Бодров посмотрел на листок, который остался на столе. Лешкины записи.
- Это вам нужно?
- Да, Сергей Григорьевич, - Ровнин тронул листок. - Нужно. Это единственное, что мне нужно.
- Именно оригинал?
- Обязательно оригинал.
- Может быть, все-таки возьмете фотокопию? А, Андрей Александрович? Ну, возьмите фотокопию. А это все-таки оставьте. Не положено, Андрей Александрович.
- Сергей Григорьевич, ведь в деле эта штука никому не нужна. Не нужна ведь?
- Не положено, Андрей Александрович.
- А мне нужна. Я могу даже написать докладную Ликторову.
- Ну хорошо, - сказал Бодров. - Берите. Что еще?
"Спасибо, - подумал Ровнин. - Спасибо, полковник. Вы даже не представляете, какой подарок вы мне сейчас сделали!" Ровнин аккуратно сложил листок и спрятал в карман. Остальное, как любил говорить Лешка, приложится. Еще он любил говорить: "Что нам терять, если у нас за плечами одна Высшая школа и десять лет безупречной службы?"
- Все? - спросил Бодров.
- Ну, в принципе мне нужно знать, что собой представляет начальник Южинского ОУРа Семенцов.
- Ох, Андрей Александрович, - Бодров усмехнулся. - Анкетные данные? Или прикажете все остальное? Не по уставу.
- Я понимаю, Сергей Григорьевич. Но мне ведь с ним работать.
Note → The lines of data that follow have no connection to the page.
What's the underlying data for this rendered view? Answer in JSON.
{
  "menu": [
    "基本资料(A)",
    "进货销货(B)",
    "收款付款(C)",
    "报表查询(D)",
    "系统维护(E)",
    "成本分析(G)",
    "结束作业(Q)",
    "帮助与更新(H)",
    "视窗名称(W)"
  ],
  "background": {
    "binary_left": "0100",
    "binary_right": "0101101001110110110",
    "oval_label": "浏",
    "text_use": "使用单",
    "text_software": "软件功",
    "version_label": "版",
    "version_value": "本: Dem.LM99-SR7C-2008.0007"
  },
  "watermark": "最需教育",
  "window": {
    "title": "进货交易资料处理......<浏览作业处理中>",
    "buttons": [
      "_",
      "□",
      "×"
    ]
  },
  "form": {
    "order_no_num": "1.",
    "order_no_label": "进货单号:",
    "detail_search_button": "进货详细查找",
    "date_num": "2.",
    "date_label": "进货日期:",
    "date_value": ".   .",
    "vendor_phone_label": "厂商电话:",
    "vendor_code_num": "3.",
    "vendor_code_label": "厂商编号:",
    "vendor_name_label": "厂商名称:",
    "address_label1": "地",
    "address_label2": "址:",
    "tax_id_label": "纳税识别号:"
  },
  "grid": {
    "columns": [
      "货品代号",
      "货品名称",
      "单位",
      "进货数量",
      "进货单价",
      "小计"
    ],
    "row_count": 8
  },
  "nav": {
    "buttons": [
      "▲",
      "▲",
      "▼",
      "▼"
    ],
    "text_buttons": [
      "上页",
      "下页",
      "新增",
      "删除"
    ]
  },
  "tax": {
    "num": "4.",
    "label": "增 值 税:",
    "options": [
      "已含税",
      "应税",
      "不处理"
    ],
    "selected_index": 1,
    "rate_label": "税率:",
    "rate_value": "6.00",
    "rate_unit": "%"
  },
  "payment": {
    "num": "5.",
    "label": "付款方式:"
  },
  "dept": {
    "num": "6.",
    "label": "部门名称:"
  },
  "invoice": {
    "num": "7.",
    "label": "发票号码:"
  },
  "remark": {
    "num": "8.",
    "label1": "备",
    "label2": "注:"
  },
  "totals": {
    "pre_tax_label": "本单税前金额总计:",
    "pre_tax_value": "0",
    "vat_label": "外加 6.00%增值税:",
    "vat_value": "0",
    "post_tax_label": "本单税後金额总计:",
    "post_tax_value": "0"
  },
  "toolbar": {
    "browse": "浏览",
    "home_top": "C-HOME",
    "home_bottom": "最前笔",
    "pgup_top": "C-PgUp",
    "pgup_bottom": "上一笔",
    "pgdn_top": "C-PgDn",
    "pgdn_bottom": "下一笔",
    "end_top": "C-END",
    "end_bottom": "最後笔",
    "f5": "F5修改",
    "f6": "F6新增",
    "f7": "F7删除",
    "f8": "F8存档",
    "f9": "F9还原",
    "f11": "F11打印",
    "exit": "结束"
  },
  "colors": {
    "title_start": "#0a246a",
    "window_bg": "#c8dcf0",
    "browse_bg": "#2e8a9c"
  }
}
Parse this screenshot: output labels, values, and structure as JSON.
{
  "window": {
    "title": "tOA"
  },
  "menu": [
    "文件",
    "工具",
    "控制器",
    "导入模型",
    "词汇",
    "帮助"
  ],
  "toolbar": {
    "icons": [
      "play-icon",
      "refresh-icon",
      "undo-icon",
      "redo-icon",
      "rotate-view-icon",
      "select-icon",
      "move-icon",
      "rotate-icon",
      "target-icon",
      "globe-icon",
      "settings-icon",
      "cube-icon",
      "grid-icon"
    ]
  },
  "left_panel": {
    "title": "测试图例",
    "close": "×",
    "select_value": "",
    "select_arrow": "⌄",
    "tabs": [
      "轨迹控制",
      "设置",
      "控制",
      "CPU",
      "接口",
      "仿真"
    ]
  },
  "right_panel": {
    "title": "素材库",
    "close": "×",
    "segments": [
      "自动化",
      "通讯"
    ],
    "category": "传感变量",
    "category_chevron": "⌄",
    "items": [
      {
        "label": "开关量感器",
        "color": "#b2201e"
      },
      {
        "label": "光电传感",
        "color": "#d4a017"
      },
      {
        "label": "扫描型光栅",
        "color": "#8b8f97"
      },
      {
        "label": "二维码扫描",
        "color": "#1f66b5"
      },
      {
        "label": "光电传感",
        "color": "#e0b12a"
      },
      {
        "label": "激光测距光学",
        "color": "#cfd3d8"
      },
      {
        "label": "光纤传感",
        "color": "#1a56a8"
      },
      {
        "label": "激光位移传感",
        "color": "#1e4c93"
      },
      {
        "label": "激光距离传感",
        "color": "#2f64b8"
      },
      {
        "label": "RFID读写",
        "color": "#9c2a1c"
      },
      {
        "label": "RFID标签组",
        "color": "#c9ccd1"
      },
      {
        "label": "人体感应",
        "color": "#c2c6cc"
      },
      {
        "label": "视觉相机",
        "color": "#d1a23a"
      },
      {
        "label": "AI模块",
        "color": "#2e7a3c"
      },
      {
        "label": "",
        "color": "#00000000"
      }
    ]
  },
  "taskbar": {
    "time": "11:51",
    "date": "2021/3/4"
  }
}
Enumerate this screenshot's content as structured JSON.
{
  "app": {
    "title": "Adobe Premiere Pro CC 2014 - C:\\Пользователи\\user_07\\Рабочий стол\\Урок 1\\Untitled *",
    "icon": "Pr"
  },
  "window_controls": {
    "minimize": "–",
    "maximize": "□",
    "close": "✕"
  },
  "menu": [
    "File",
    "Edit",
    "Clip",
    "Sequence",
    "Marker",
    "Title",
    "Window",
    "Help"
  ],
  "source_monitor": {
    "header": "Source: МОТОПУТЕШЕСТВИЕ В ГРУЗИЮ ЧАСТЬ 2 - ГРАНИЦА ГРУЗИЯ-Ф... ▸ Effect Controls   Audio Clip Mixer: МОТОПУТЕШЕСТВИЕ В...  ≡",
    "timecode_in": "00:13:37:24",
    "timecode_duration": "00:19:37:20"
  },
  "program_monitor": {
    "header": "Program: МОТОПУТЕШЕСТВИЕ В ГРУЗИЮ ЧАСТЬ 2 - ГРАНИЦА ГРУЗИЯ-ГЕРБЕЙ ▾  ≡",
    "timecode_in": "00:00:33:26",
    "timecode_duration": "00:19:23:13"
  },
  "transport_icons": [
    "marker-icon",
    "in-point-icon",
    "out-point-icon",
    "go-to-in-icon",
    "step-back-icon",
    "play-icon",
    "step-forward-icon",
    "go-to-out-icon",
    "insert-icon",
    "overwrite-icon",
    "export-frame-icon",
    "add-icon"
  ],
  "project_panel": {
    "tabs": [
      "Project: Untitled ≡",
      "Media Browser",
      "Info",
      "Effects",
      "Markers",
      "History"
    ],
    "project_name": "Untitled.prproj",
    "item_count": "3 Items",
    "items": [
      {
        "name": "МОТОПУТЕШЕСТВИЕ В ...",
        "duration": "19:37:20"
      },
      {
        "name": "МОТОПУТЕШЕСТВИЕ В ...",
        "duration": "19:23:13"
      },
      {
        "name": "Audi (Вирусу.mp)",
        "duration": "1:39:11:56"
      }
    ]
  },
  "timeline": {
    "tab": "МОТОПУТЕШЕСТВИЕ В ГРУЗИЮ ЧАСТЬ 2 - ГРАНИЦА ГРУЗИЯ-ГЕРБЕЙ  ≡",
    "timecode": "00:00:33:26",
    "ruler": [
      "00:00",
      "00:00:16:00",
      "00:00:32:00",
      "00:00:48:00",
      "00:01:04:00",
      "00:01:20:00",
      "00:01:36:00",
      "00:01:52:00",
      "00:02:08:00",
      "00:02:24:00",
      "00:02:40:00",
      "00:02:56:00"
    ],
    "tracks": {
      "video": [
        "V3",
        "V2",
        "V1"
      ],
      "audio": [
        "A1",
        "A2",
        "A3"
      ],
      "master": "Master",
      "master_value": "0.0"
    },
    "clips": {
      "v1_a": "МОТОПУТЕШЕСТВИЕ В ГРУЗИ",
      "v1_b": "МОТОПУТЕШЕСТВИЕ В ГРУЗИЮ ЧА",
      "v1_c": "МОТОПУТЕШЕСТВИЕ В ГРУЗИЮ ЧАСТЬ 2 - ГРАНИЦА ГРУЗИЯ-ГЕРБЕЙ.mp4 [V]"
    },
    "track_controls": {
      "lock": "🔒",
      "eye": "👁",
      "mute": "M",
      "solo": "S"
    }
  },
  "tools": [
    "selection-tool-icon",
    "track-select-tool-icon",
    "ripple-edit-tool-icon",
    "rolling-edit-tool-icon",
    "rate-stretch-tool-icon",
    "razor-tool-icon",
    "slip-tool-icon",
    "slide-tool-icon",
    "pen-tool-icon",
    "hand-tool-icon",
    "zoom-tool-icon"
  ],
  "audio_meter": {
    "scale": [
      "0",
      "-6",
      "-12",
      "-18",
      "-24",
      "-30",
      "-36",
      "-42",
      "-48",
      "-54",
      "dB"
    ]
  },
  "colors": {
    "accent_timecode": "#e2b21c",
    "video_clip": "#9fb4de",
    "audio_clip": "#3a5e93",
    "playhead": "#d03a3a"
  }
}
- Работать, - Бодров почесал в затылке. - Полковник Семенцов. Семенцов Иван Константинович. Человек крайне аккуратный.
Ровнин вежливо улыбнулся:
- Небогато. Мы все аккуратные.
- Да нет, он в самом деле обязательный. Очень точный. В смысле, если что сказал, обязательно сделает. Чисто человеческих качеств, не буду врать, не знаю. Знаю только, что человек он смелый.
- А... - Ровнин помедлил.
- Что - "а"?
- Давно работает в угрозыске?
Этот вопрос значил: что собой представляет Семенцов как специалист по особо опасным преступлениям?
- Пять лет. До этого многолетняя безупречная служба на обычной оперативной работе.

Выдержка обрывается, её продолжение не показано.